Pour l’instant, le vote en plénière est prévu pour la session de mars à Strasbourg. - © P. Cronenberger
Distribution des soutiens directs, plafonnement des aides, verdissement à 30 %, soutien spécifique aux jeunes agriculteurs, renforcement des organisations de producteurs (OP), convergence des aides: dans l’ensemble, les grandes lignes du texte ont été préservées dans le projet voté les 23 et 24 janvier par le Parlement européen. Néanmoins, un certain nombre d’assouplissements ont été introduits, reprenant pour certains les propositions de la FNSEA.

OCM unique
Toutes les propositions du rapporteur Michel Dantin sur l’OCM unique ont été adoptées. Ainsi en est-il des droits de plantation, dont le régime est actualisé et prolongé jusqu’en 2030. Pour le sucre, la prolongation des quotas jusqu’en 2020 a également été votée.

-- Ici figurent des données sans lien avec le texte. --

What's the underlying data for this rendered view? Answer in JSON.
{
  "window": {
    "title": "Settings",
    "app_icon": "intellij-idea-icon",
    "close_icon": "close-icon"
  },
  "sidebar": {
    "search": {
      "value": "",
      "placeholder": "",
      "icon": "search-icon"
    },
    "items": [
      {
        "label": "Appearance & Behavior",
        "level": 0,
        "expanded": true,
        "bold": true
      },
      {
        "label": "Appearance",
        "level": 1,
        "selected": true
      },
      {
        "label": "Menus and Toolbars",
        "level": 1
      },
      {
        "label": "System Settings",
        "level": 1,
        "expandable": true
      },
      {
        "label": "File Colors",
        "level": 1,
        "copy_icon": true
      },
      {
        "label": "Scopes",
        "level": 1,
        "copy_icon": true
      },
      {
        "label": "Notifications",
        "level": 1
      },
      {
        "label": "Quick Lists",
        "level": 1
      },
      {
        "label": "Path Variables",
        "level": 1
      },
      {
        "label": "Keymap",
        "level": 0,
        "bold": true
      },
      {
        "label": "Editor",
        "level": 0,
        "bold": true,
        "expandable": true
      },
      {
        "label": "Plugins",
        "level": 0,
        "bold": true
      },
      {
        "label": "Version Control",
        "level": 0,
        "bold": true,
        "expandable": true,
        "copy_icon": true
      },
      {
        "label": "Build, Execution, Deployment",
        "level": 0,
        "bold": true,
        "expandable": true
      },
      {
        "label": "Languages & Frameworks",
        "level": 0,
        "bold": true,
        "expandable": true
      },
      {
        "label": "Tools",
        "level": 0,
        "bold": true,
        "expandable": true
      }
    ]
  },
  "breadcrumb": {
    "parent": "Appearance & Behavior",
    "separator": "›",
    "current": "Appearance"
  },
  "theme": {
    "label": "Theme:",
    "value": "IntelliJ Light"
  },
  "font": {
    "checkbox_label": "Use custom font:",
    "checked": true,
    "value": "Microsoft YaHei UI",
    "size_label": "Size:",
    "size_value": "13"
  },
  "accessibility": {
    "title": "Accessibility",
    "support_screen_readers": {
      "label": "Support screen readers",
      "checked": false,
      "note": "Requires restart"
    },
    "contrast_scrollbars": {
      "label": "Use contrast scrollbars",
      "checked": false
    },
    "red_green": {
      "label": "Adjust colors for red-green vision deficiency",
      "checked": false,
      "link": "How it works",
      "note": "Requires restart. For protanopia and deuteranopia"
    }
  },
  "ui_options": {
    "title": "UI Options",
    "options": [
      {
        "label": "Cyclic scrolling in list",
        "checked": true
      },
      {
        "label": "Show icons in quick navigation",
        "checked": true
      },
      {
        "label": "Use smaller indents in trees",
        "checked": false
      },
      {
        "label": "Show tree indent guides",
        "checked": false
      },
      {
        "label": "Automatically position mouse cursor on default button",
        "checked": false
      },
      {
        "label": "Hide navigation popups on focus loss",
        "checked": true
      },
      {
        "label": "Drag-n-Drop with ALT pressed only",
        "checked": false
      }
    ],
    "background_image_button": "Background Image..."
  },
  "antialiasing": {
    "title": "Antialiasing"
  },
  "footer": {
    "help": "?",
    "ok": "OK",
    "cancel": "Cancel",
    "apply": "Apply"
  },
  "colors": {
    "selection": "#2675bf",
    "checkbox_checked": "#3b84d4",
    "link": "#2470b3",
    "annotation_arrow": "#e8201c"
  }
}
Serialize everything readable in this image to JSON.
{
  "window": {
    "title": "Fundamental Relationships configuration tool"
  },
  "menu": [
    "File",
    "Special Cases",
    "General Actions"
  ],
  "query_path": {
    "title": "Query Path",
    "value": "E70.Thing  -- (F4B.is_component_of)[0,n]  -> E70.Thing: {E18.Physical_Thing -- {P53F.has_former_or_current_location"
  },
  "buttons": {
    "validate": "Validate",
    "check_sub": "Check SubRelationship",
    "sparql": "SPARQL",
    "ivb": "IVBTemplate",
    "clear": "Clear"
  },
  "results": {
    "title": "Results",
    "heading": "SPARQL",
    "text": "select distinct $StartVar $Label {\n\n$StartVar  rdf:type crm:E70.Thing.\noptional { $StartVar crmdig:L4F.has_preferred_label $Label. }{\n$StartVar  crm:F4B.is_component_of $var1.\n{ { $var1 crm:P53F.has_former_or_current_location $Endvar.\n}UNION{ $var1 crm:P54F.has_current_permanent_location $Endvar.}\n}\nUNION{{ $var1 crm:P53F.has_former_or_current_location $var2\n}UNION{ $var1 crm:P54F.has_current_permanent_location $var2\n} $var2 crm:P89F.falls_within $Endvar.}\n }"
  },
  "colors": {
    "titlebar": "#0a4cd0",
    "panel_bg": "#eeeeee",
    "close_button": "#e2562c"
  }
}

Concernant le lait, les députés ont rejeté majoritairement le maintien des quotas laitiers. Ils ont soutenu le compromis conclu qui prévoit le renforcement des relations contractuelles dans le secteur laitier et des produits laitiers, comme proposé par le rapporteur, ainsi que sur les mesures destinées à résoudre les déséquilibres graves sur le marché du lait. Il s’agit de renforcer la position de négociation des agriculteurs: « En vue de permettre aux agriculteurs de mieux répondre à la volatilité du marché et de mieux gérer les crises, mais également de renforcer leur position lors de la négociation des prix, les OP devraient obtenir des pouvoirs largement plus étendus, ainsi que de nouveaux outils », affirme la Commission agricole du Parlement européen (Comagri). Idem pour les organisations interprofessionnelles. La position de la Comagri élargit les missions des OP et des organisations interprofessionnelles, supprime la référence à la position dominante, réintègre les éléments sur les statuts et la reconnaissance des OP. Par ailleurs, la position adoptée reprend les mesures destinées à résoudre les déséquilibres graves sur le marché du lait et dans le secteur des fruits et légumes.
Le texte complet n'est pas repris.